- About this repository
- IaaS components
- Usage note - Terraform directory structure
- Usage note - Github Actions workflow and branches
- Prerequisites and setup procedures
Two main features:
- Terraform code to deploy a common Azure IaaS test environment, based on reference hub-and-spoke architecture.
- Deployment and destroy workflow with Github Actions
Aside from providing a quickly deployable repository, it also serves as a reference of what a CD workflow on Azure could look like.
Development backstory and the whys are provided in DEVNOTES.md for those who are interested.
- Generic hub capable of VPN/ER gateways, Azure Firewall, and Route Servers
- Test VNET-peered spokes with a VM in each to test connectivity
- Test S2S-IPSec spokes to simulate BGP-enabled branches, to study route propagation behaviors (subject to VPN gateway limitations)
Github Actions workflow will only deploy artifacts in [./main] folder.
It contains declarative part of the code and call modules if needed.
Included sample resources are broken into an independent files so user can selectively delete or move unnecessary resources to [./main-nodeploy] folders.
Terraform Deploy workflow deploys the code. It is set to trigger at push for [dev*] branches for rapid development. One can also spin up another set of environment quickly by simply creating another [devN] branch and push - as the workflow uses branch name as part of resource group prefix.
In my use case, [main] branch is being used as a known good code storage.
Terraform Destroy workflows are self-explanatory.
azcli-nukeit destroy the environments by means of using Azure CLI to directly delete resource groups and state blob in case Terraform Destroy workflow fails.
The workflow requires following Github repository secrets. This can be defined in Github repo > Settings > Secrets and variables > Actions > "New repository secrets"
Gather these values as you proceed through below steps
| Secret name | Value | Notes |
|---|---|---|
| ARM_TENANT_ID | Target Entra ID Tenant ID | for Terraform authentication to Azure |
| ARM_CLIENT_ID | Service Principal (appId) | for Terraform authentication to Azure |
| ARM_CLIENT_SECRET | Service Principal secret (password) | for Terraform authentication to Azure |
| ARM_SUBSCRIPTION_ID | Target subscription ID | |
| TFSTATE_CONTAINER_NAME | Set to 'tfstate' | Container name for Terraform state. |
| TFSTATE_RESOURCE_GROUP | Resource Group name containing Storage Account for Terraform state | |
| TFSTATE_STORAGE_ACCOUNT | Name of the Storage Account containing Terraform state |
This Terraform workflow opt to use Azure blob backend.

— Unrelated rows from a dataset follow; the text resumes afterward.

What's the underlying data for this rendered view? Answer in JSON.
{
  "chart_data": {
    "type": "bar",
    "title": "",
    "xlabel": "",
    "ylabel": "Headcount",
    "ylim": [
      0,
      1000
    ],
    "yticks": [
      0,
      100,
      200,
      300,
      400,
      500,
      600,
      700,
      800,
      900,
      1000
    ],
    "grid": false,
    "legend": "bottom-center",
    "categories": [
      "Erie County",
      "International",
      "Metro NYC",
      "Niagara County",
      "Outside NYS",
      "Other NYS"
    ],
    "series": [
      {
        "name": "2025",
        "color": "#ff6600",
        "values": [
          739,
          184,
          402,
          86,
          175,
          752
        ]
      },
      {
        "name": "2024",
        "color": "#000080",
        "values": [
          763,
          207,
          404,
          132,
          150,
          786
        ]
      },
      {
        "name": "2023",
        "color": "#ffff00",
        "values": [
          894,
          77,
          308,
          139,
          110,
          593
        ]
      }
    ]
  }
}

- create an Azure Storage Account
- create a container 'tfstate' within the Storage Account
In this step we will create a service principal in your Entra ID tenant for Terraform to authenticate into Azure as.
Below is a sample Azure CLI script to accomplish this setup. Make sure your bash shell is authenticated and Azure CLI is pointing to the target Entra ID tenant.

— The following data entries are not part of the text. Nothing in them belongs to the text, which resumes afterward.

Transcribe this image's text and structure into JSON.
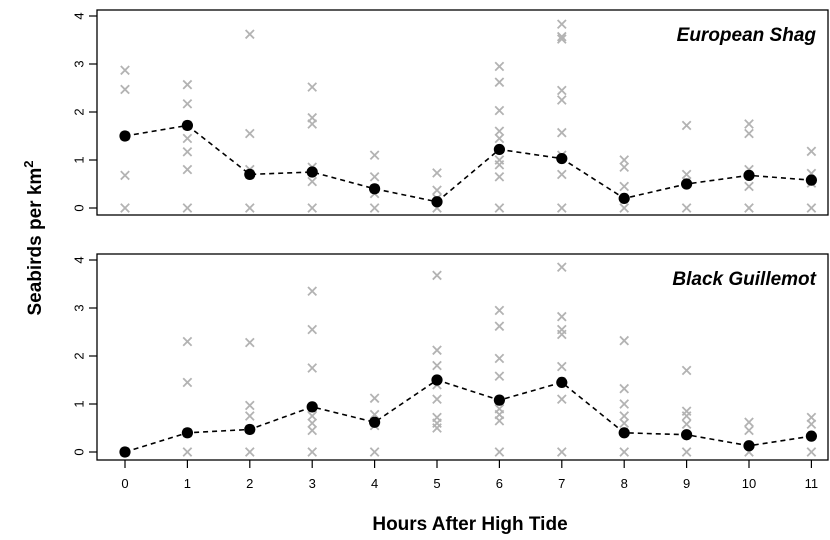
{
  "chart_data": {
    "type": "scatter",
    "xlabel": "Hours After High Tide",
    "ylabel_main": "Seabirds per km",
    "ylabel_sup": "2",
    "x_ticks": [
      "0",
      "1",
      "2",
      "3",
      "4",
      "5",
      "6",
      "7",
      "8",
      "9",
      "10",
      "11"
    ],
    "y_ticks": [
      "0",
      "1",
      "2",
      "3",
      "4"
    ],
    "xlim": [
      -0.45,
      11.3
    ],
    "ylim": [
      -0.15,
      4.15
    ],
    "colors": {
      "raw": "#b3b3b3",
      "mean": "#000000",
      "frame": "#000000"
    },
    "panels": [
      {
        "title": "European Shag",
        "mean": [
          [
            0,
            1.5
          ],
          [
            1,
            1.72
          ],
          [
            2,
            0.7
          ],
          [
            3,
            0.75
          ],
          [
            4,
            0.4
          ],
          [
            5,
            0.13
          ],
          [
            6,
            1.22
          ],
          [
            7,
            1.03
          ],
          [
            8,
            0.2
          ],
          [
            9,
            0.5
          ],
          [
            10,
            0.68
          ],
          [
            11,
            0.58
          ]
        ],
        "raw": [
          [
            0,
            2.87
          ],
          [
            0,
            2.47
          ],
          [
            0,
            1.5
          ],
          [
            0,
            0.68
          ],
          [
            0,
            0
          ],
          [
            1,
            2.57
          ],
          [
            1,
            2.17
          ],
          [
            1,
            1.72
          ],
          [
            1,
            1.45
          ],
          [
            1,
            1.17
          ],
          [
            1,
            0.8
          ],
          [
            1,
            0
          ],
          [
            2,
            3.62
          ],
          [
            2,
            1.55
          ],
          [
            2,
            0.8
          ],
          [
            2,
            0.7
          ],
          [
            2,
            0
          ],
          [
            3,
            2.52
          ],
          [
            3,
            1.88
          ],
          [
            3,
            1.75
          ],
          [
            3,
            0.85
          ],
          [
            3,
            0.55
          ],
          [
            3,
            0
          ],
          [
            4,
            1.1
          ],
          [
            4,
            0.65
          ],
          [
            4,
            0.4
          ],
          [
            4,
            0.3
          ],
          [
            4,
            0
          ],
          [
            5,
            0.73
          ],
          [
            5,
            0.37
          ],
          [
            5,
            0.2
          ],
          [
            5,
            0
          ],
          [
            6,
            2.95
          ],
          [
            6,
            2.62
          ],
          [
            6,
            2.03
          ],
          [
            6,
            1.6
          ],
          [
            6,
            1.45
          ],
          [
            6,
            1.0
          ],
          [
            6,
            0.9
          ],
          [
            6,
            0.65
          ],
          [
            6,
            0
          ],
          [
            7,
            3.83
          ],
          [
            7,
            3.57
          ],
          [
            7,
            3.52
          ],
          [
            7,
            2.45
          ],
          [
            7,
            2.25
          ],
          [
            7,
            1.57
          ],
          [
            7,
            1.1
          ],
          [
            7,
            0.7
          ],
          [
            7,
            0
          ],
          [
            8,
            1.0
          ],
          [
            8,
            0.85
          ],
          [
            8,
            0.45
          ],
          [
            8,
            0
          ],
          [
            9,
            1.72
          ],
          [
            9,
            0.7
          ],
          [
            9,
            0.55
          ],
          [
            9,
            0
          ],
          [
            10,
            1.75
          ],
          [
            10,
            1.55
          ],
          [
            10,
            0.8
          ],
          [
            10,
            0.45
          ],
          [
            10,
            0
          ],
          [
            11,
            1.18
          ],
          [
            11,
            0.72
          ],
          [
            11,
            0.52
          ],
          [
            11,
            0
          ]
        ]
      },
      {
        "title": "Black Guillemot",
        "mean": [
          [
            0,
            0
          ],
          [
            1,
            0.4
          ],
          [
            2,
            0.47
          ],
          [
            3,
            0.94
          ],
          [
            4,
            0.62
          ],
          [
            5,
            1.5
          ],
          [
            6,
            1.08
          ],
          [
            7,
            1.45
          ],
          [
            8,
            0.4
          ],
          [
            9,
            0.36
          ],
          [
            10,
            0.13
          ],
          [
            11,
            0.33
          ]
        ],
        "raw": [
          [
            0,
            0
          ],
          [
            1,
            2.3
          ],
          [
            1,
            1.45
          ],
          [
            1,
            0.4
          ],
          [
            1,
            0
          ],
          [
            2,
            2.28
          ],
          [
            2,
            0.97
          ],
          [
            2,
            0.75
          ],
          [
            2,
            0.47
          ],
          [
            2,
            0
          ],
          [
            3,
            3.35
          ],
          [
            3,
            2.55
          ],
          [
            3,
            1.75
          ],
          [
            3,
            0.92
          ],
          [
            3,
            0.75
          ],
          [
            3,
            0.6
          ],
          [
            3,
            0.45
          ],
          [
            3,
            0
          ],
          [
            4,
            1.12
          ],
          [
            4,
            0.78
          ],
          [
            4,
            0.62
          ],
          [
            4,
            0.55
          ],
          [
            4,
            0
          ],
          [
            5,
            3.68
          ],
          [
            5,
            2.12
          ],
          [
            5,
            1.8
          ],
          [
            5,
            1.4
          ],
          [
            5,
            1.1
          ],
          [
            5,
            0.72
          ],
          [
            5,
            0.6
          ],
          [
            5,
            0.5
          ],
          [
            6,
            2.95
          ],
          [
            6,
            2.62
          ],
          [
            6,
            1.95
          ],
          [
            6,
            1.58
          ],
          [
            6,
            1.08
          ],
          [
            6,
            0.9
          ],
          [
            6,
            0.78
          ],
          [
            6,
            0.65
          ],
          [
            6,
            0
          ],
          [
            7,
            3.85
          ],
          [
            7,
            2.82
          ],
          [
            7,
            2.55
          ],
          [
            7,
            2.45
          ],
          [
            7,
            1.78
          ],
          [
            7,
            1.1
          ],
          [
            7,
            0
          ],
          [
            8,
            2.32
          ],
          [
            8,
            1.32
          ],
          [
            8,
            1.0
          ],
          [
            8,
            0.75
          ],
          [
            8,
            0.6
          ],
          [
            8,
            0
          ],
          [
            9,
            1.7
          ],
          [
            9,
            0.85
          ],
          [
            9,
            0.75
          ],
          [
            9,
            0.58
          ],
          [
            9,
            0
          ],
          [
            10,
            0.62
          ],
          [
            10,
            0.45
          ],
          [
            10,
            0
          ],
          [
            11,
            0.72
          ],
          [
            11,
            0.58
          ],
          [
            11,
            0
          ]
        ]
      }
    ]
  }
}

APPDISPLAYNAME="githubactions1-sp"
SUBSCRIPTIONID="<masked>"
az ad sp create-for-rbac --display-name=$APPDISPLAYNAME --scopes="/subscriptions/$SUBSCRIPTIONID" --role="Contributor"Take note the values [AppId, password, tenant] from these output.
{
"appId": "<masked>",
"displayName": "pngithubactions1-sp",
"password": "<masked>",
"tenant": "<masked>"
}Set shell variables with the Resource Group and Storage Account name created in Step 1.
TFSTATE_RESOURCE_GROUP="resourcegroupname"

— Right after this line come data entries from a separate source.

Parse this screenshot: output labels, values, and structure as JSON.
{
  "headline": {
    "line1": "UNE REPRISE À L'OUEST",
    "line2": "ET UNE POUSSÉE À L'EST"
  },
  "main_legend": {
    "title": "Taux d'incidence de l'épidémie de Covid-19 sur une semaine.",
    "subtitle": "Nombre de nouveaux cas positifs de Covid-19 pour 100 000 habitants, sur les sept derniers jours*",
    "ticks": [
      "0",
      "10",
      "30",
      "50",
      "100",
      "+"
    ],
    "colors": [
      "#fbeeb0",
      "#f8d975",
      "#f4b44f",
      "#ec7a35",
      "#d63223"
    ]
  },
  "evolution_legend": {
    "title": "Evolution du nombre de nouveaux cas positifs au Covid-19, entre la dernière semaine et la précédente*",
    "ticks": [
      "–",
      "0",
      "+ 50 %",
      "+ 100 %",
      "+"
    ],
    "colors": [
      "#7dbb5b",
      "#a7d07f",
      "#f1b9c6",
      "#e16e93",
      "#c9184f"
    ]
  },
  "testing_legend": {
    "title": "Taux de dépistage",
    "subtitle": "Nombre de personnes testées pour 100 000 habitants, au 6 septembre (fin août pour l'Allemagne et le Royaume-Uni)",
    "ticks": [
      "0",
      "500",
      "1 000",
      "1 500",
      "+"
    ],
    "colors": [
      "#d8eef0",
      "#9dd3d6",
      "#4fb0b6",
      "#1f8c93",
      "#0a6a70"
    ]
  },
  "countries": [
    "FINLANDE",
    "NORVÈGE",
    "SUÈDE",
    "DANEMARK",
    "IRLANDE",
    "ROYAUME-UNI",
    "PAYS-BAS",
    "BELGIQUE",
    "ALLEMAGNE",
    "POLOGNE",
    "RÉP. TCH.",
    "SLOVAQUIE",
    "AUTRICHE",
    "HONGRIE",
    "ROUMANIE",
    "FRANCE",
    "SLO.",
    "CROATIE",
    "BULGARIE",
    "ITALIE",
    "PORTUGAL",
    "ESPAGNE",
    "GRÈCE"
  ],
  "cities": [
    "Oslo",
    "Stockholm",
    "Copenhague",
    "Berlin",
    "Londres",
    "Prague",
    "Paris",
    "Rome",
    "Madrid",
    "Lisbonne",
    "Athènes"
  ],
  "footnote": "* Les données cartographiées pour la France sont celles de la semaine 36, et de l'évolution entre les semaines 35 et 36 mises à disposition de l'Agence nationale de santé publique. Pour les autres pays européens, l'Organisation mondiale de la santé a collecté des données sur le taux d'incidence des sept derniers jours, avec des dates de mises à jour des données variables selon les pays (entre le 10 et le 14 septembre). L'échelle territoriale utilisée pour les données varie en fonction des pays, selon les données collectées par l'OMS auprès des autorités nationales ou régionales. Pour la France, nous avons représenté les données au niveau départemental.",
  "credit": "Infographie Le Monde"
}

TFSTATE_STORAGE_ACCOUNT="storageaccountname"
SPOBJID=$(az ad sp list --display-name=$APPDISPLAYNAME --query="[].id" -o tsv)
az role assignment create \
--role="Storage Blob Data Contributor" \
--assignee-object-id=$SPOBJID \
--assignee-principal-type="ServicePrincipal" \
--scope="/subscriptions/$SUBSCRIPTIONID/resourceGroups/$TFSTATE_RESOURCE_GROUP/providers/Microsoft.Storage/storageAccounts/$TFSTATE_STORAGE_ACCOUNT"At this point you should have all of the required value to setup Github secrets.